Cursive writing seems to be becoming a lost art. Does that matter?
We used to call it script, rather than cursive. In printed form, it’s known as italic. Either way, is this fancier form of writing important? Does formal handwriting matter to one’s career?
“Write it again until you write it right.”
I can still remember my fourth grade teacher harping on pupils to practice penmanship. She’d hand out sheets of lined newsprint paper and call out words for us to write in cursive.
I shudder to think of how many trees were felled, as my classmates and I gripped #2 pencils and struggled to make perfectly rounded cursive letters. Eventually, as we mastered the art of penmanship, we went on to practice with ball-point pens. That lesson plan has been all but dropped across the board.
In fact, handwriting has mostly vanished, as people tap out texts, zip off online messages, and type email missives. Plenty of financial, legal, and other official documents even offer online electronic signature capabilities.
Does anyone hand-write anything anymore?
Is this a script for disaster?
Does cursive writing matter? Clearly, it does.
Consider the few items we actually sign by hand these days: credit card transactions, personal checks, job applications, and business letters. We pick up pens to sign our driving licenses, tax returns, home mortgages, car loans, title transfers, and other critical documents. It seems that a personal, unique, and identifiable signature is somewhat important under such circumstances.
Printed letters are simpler to forge.
Recently, while standing in line at the Department of Motor Vehicles facility, I was shocked to overhear a teenager complaining that he didn’t know how to sign his name in cursive.

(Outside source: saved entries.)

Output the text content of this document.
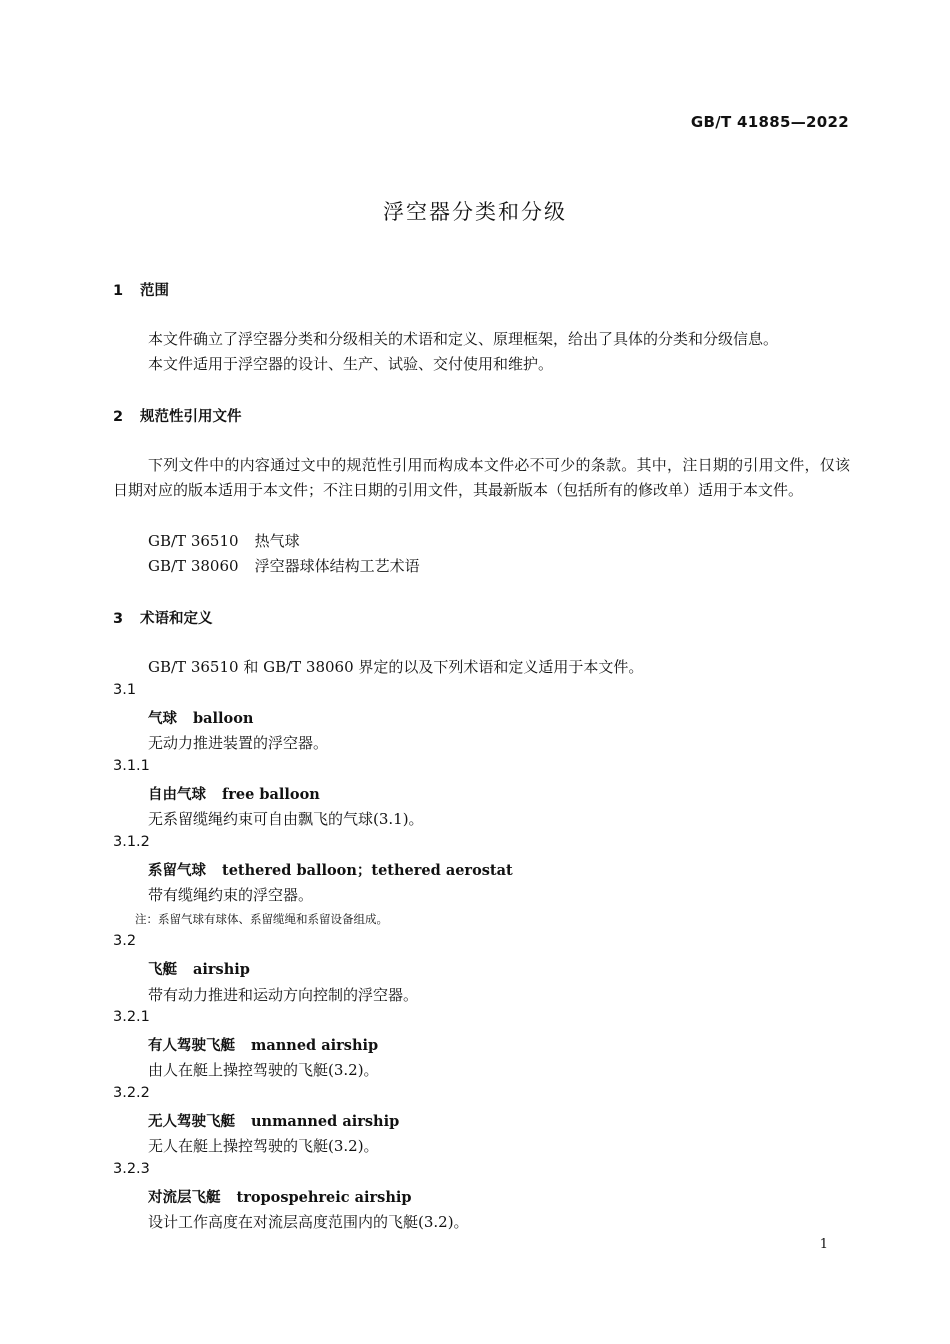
GB/T 41885—2022
浮空器分类和分级
1 范围
本文件确立了浮空器分类和分级相关的术语和定义、原理框架，给出了具体的分类和分级信息。
本文件适用于浮空器的设计、生产、试验、交付使用和维护。
2 规范性引用文件
下列文件中的内容通过文中的规范性引用而构成本文件必不可少的条款。其中，注日期的引用文件，仅该日期对应的版本适用于本文件；不注日期的引用文件，其最新版本（包括所有的修改单）适用于本文件。
GB/T 36510 热气球
GB/T 38060 浮空器球体结构工艺术语
3 术语和定义
GB/T 36510 和 GB/T 38060 界定的以及下列术语和定义适用于本文件。
3.1
气球 balloon
无动力推进装置的浮空器。
3.1.1
自由气球 free balloon
无系留缆绳约束可自由飘飞的气球(3.1)。
3.1.2
系留气球 tethered balloon；tethered aerostat
带有缆绳约束的浮空器。
注：系留气球有球体、系留缆绳和系留设备组成。
3.2
飞艇 airship
带有动力推进和运动方向控制的浮空器。
3.2.1
有人驾驶飞艇 manned airship
由人在艇上操控驾驶的飞艇(3.2)。
3.2.2
无人驾驶飞艇 unmanned airship
无人在艇上操控驾驶的飞艇(3.2)。
3.2.3
对流层飞艇 tropospehreic airship
设计工作高度在对流层高度范围内的飞艇(3.2)。
1
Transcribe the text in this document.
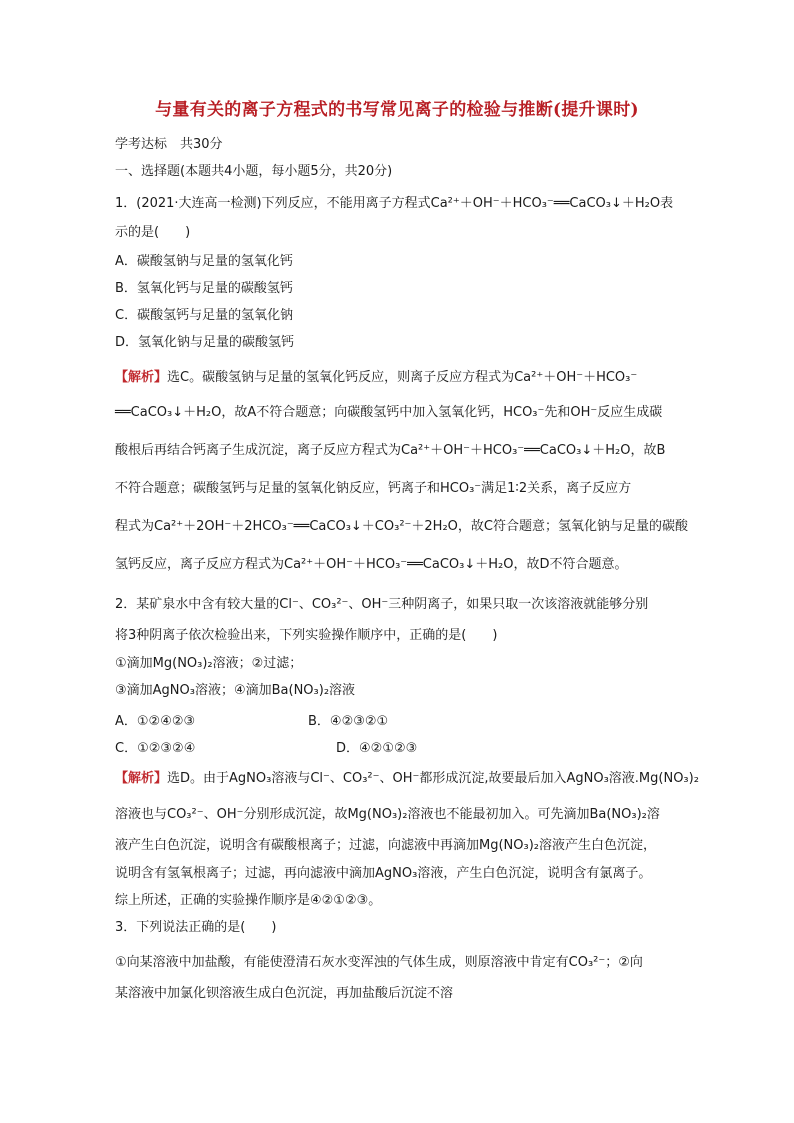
与量有关的离子方程式的书写常见离子的检验与推断(提升课时)
学考达标　共30分
一、选择题(本题共4小题，每小题5分，共20分)
1．(2021·大连高一检测)下列反应，不能用离子方程式Ca²⁺＋OH⁻＋HCO₃⁻══CaCO₃↓＋H₂O表
示的是(　　)
A．碳酸氢钠与足量的氢氧化钙
B．氢氧化钙与足量的碳酸氢钙
C．碳酸氢钙与足量的氢氧化钠
D．氢氧化钠与足量的碳酸氢钙
【解析】选C。碳酸氢钠与足量的氢氧化钙反应，则离子反应方程式为Ca²⁺＋OH⁻＋HCO₃⁻
══CaCO₃↓＋H₂O，故A不符合题意；向碳酸氢钙中加入氢氧化钙，HCO₃⁻先和OH⁻反应生成碳
酸根后再结合钙离子生成沉淀，离子反应方程式为Ca²⁺＋OH⁻＋HCO₃⁻══CaCO₃↓＋H₂O，故B
不符合题意；碳酸氢钙与足量的氢氧化钠反应，钙离子和HCO₃⁻满足1∶2关系，离子反应方
程式为Ca²⁺＋2OH⁻＋2HCO₃⁻══CaCO₃↓＋CO₃²⁻＋2H₂O，故C符合题意；氢氧化钠与足量的碳酸
氢钙反应，离子反应方程式为Ca²⁺＋OH⁻＋HCO₃⁻══CaCO₃↓＋H₂O，故D不符合题意。
2．某矿泉水中含有较大量的Cl⁻、CO₃²⁻、OH⁻三种阴离子，如果只取一次该溶液就能够分别
将3种阴离子依次检验出来，下列实验操作顺序中，正确的是(　　)
①滴加Mg(NO₃)₂溶液；②过滤；
③滴加AgNO₃溶液；④滴加Ba(NO₃)₂溶液
A．①②④②③	B．④②③②①
C．①②③②④	D．④②①②③
【解析】选D。由于AgNO₃溶液与Cl⁻、CO₃²⁻、OH⁻都形成沉淀,故要最后加入AgNO₃溶液.Mg(NO₃)₂
溶液也与CO₃²⁻、OH⁻分别形成沉淀，故Mg(NO₃)₂溶液也不能最初加入。可先滴加Ba(NO₃)₂溶
液产生白色沉淀，说明含有碳酸根离子；过滤，向滤液中再滴加Mg(NO₃)₂溶液产生白色沉淀，
说明含有氢氧根离子；过滤，再向滤液中滴加AgNO₃溶液，产生白色沉淀，说明含有氯离子。
综上所述，正确的实验操作顺序是④②①②③。
3．下列说法正确的是(　　)
①向某溶液中加盐酸，有能使澄清石灰水变浑浊的气体生成，则原溶液中肯定有CO₃²⁻；②向
某溶液中加氯化钡溶液生成白色沉淀，再加盐酸后沉淀不溶
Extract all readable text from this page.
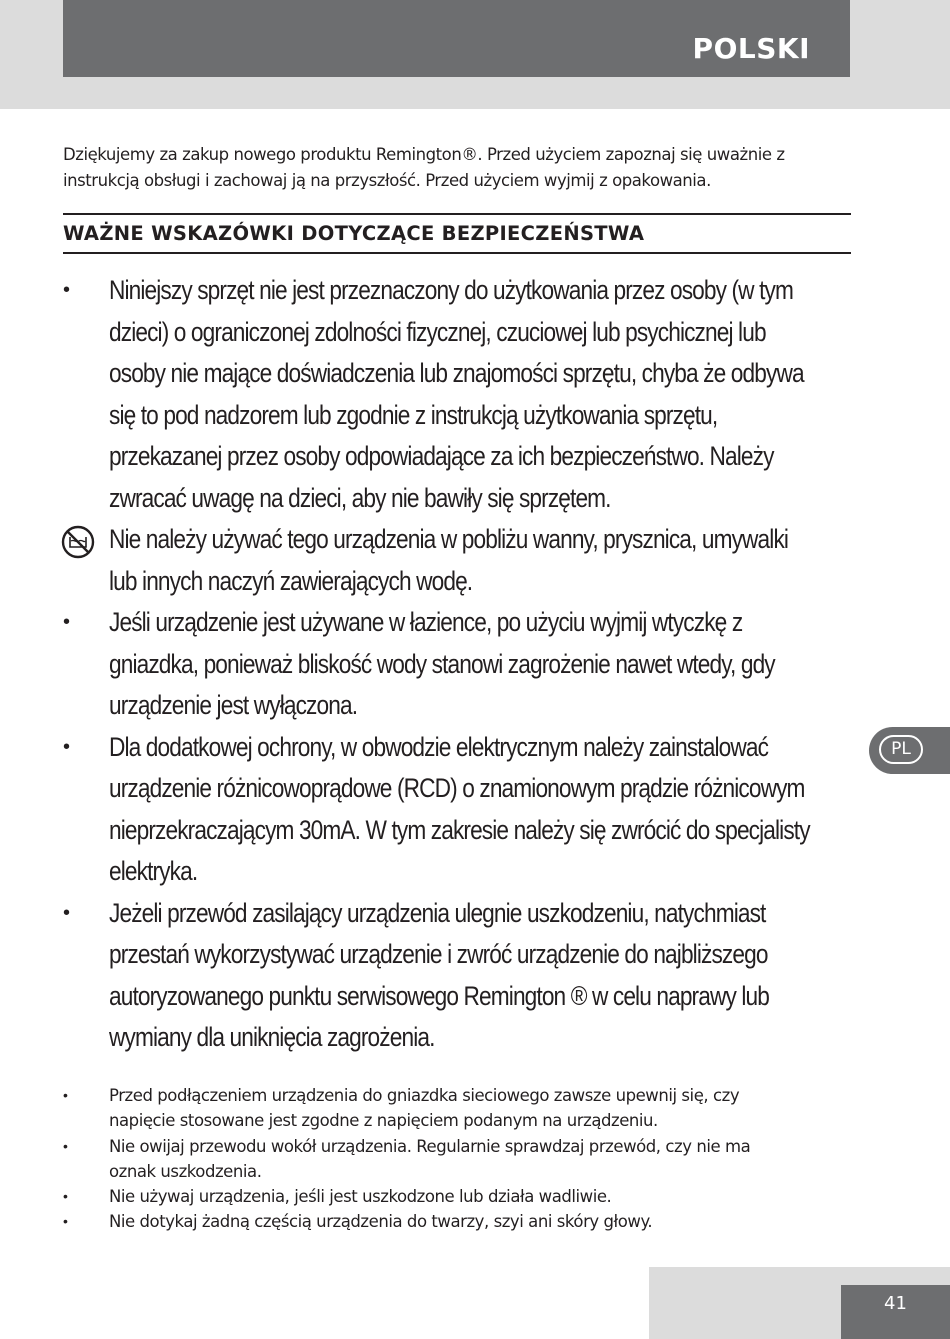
POLSKI

Dziękujemy za zakup nowego produktu Remington®. Przed użyciem zapoznaj się uważnie z

instrukcją obsługi i zachowaj ją na przyszłość. Przed użyciem wyjmij z opakowania.

WAŻNE WSKAZÓWKI DOTYCZĄCE BEZPIECZEŃSTWA
• Niniejszy sprzęt nie jest przeznaczony do użytkowania przez osoby (w tym
dzieci) o ograniczonej zdolności fizycznej, czuciowej lub psychicznej lub
osoby nie mające doświadczenia lub znajomości sprzętu, chyba że odbywa
się to pod nadzorem lub zgodnie z instrukcją użytkowania sprzętu,
przekazanej przez osoby odpowiadające za ich bezpieczeństwo. Należy
zwracać uwagę na dzieci, aby nie bawiły się sprzętem.
Nie należy używać tego urządzenia w pobliżu wanny, prysznica, umywalki
lub innych naczyń zawierających wodę.
• Jeśli urządzenie jest używane w łazience, po użyciu wyjmij wtyczkę z
gniazdka, ponieważ bliskość wody stanowi zagrożenie nawet wtedy, gdy
urządzenie jest wyłączona.
• Dla dodatkowej ochrony, w obwodzie elektrycznym należy zainstalować
urządzenie różnicowoprądowe (RCD) o znamionowym prądzie różnicowym
nieprzekraczającym 30mA. W tym zakresie należy się zwrócić do specjalisty
elektryka.
• Jeżeli przewód zasilający urządzenia ulegnie uszkodzeniu, natychmiast
przestań wykorzystywać urządzenie i zwróć urządzenie do najbliższego
autoryzowanego punktu serwisowego Remington ® w celu naprawy lub
wymiany dla uniknięcia zagrożenia.
• Przed podłączeniem urządzenia do gniazdka sieciowego zawsze upewnij się, czy
napięcie stosowane jest zgodne z napięciem podanym na urządzeniu.
• Nie owijaj przewodu wokół urządzenia. Regularnie sprawdzaj przewód, czy nie ma
oznak uszkodzenia.
• Nie używaj urządzenia, jeśli jest uszkodzone lub działa wadliwie.
• Nie dotykaj żadną częścią urządzenia do twarzy, szyi ani skóry głowy.
PL
41
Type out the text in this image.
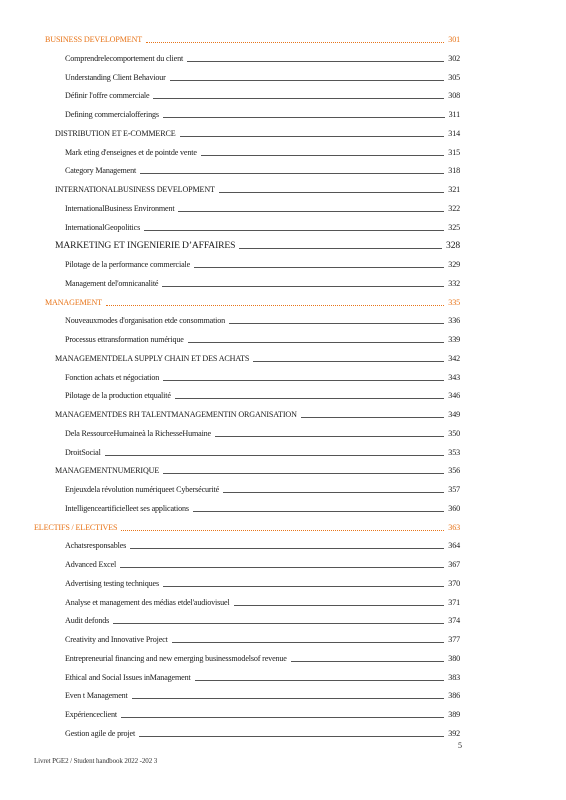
BUSINESS DEVELOPMENT	301
Comprendrelecomportement du client	302
Understanding Client Behaviour	305
Définir l'offre commerciale	308
Defining commercialofferings	311
DISTRIBUTION ET E-COMMERCE	314
Mark eting d'enseignes et de pointde vente	315
Category Management	318
INTERNATIONALBUSINESS DEVELOPMENT	321
InternationalBusiness Environment	322
InternationalGeopolitics	325
MARKETING ET INGENIERIE D’AFFAIRES	328
Pilotage de la performance commerciale	329
Management del'omnicanalité	332
MANAGEMENT	335
Nouveauxmodes d'organisation etde consommation	336
Processus ettransformation numérique	339
MANAGEMENTDELA SUPPLY CHAIN ET DES ACHATS	342
Fonction achats et négociation	343
Pilotage de la production etqualité	346
MANAGEMENTDES RH TALENTMANAGEMENTIN ORGANISATION	349
Dela RessourceHumaineà la RichesseHumaine	350
DroitSocial	353
MANAGEMENTNUMERIQUE	356
Enjeuxdela révolution numériqueet Cybersécurité	357
Intelligenceartificielleet ses applications	360
ELECTIFS / ELECTIVES	363
Achatsresponsables	364
Advanced Excel	367
Advertising testing techniques	370
Analyse et management des médias etdel'audiovisuel	371
Audit defonds	374
Creativity and Innovative Project	377
Entrepreneurial financing and new emerging businessmodelsof revenue	380
Ethical and Social Issues inManagement	383
Even t Management	386
Expérienceclient	389
Gestion agile de projet	392
5
Livret PGE2 / Student handbook 2022 -202 3
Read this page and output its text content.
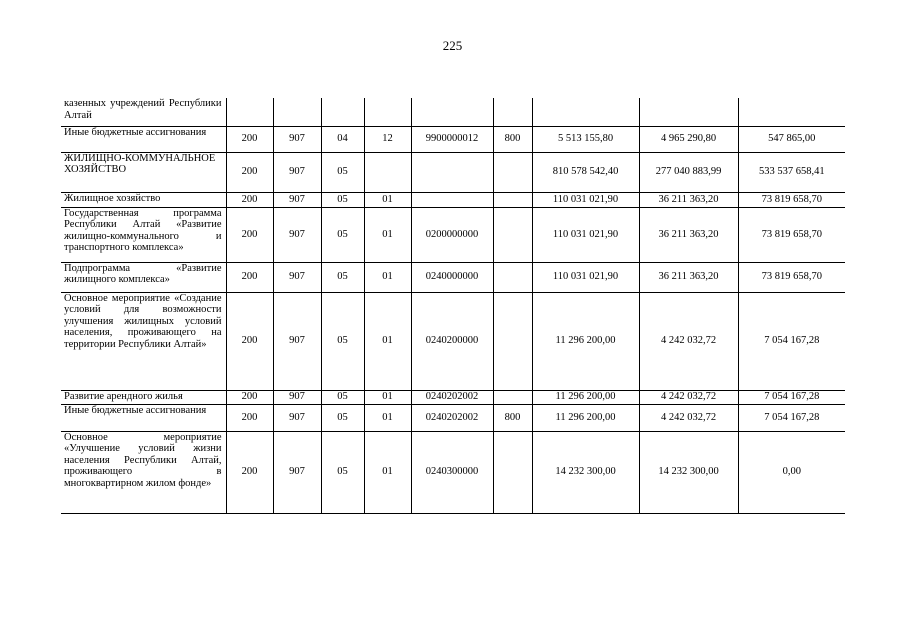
225
казенных учреждений Республики Алтай									
Иные бюджетные ассигнования	200	907	04	12	9900000012	800	5 513 155,80	4 965 290,80	547 865,00
ЖИЛИЩНО-КОММУНАЛЬНОЕ ХОЗЯЙСТВО	200	907	05				810 578 542,40	277 040 883,99	533 537 658,41
Жилищное хозяйство	200	907	05	01			110 031 021,90	36 211 363,20	73 819 658,70
Государственная программа Республики Алтай «Развитие жилищно-коммунального и транспортного комплекса»	200	907	05	01	0200000000		110 031 021,90	36 211 363,20	73 819 658,70
Подпрограмма «Развитие жилищного комплекса»	200	907	05	01	0240000000		110 031 021,90	36 211 363,20	73 819 658,70
Основное мероприятие «Создание условий для возможности улучшения жилищных условий населения, проживающего на территории Республики Алтай»	200	907	05	01	0240200000		11 296 200,00	4 242 032,72	7 054 167,28
Развитие арендного жилья	200	907	05	01	0240202002		11 296 200,00	4 242 032,72	7 054 167,28
Иные бюджетные ассигнования	200	907	05	01	0240202002	800	11 296 200,00	4 242 032,72	7 054 167,28
Основное мероприятие «Улучшение условий жизни населения Республики Алтай, проживающего в многоквартирном жилом фонде»	200	907	05	01	0240300000		14 232 300,00	14 232 300,00	0,00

“Can’t I just print it?” he asked the clerk behind the counter.
No matter what career field a person might choose, the ability to pen a professional signature seems essential. An autograph need not be neat and tidy (or even legible), but it must still be signed. Can you imagine completing and submitting a job application without a signature at the end?
Perhaps it’s too soon to scratch cursive writing off the script, after all.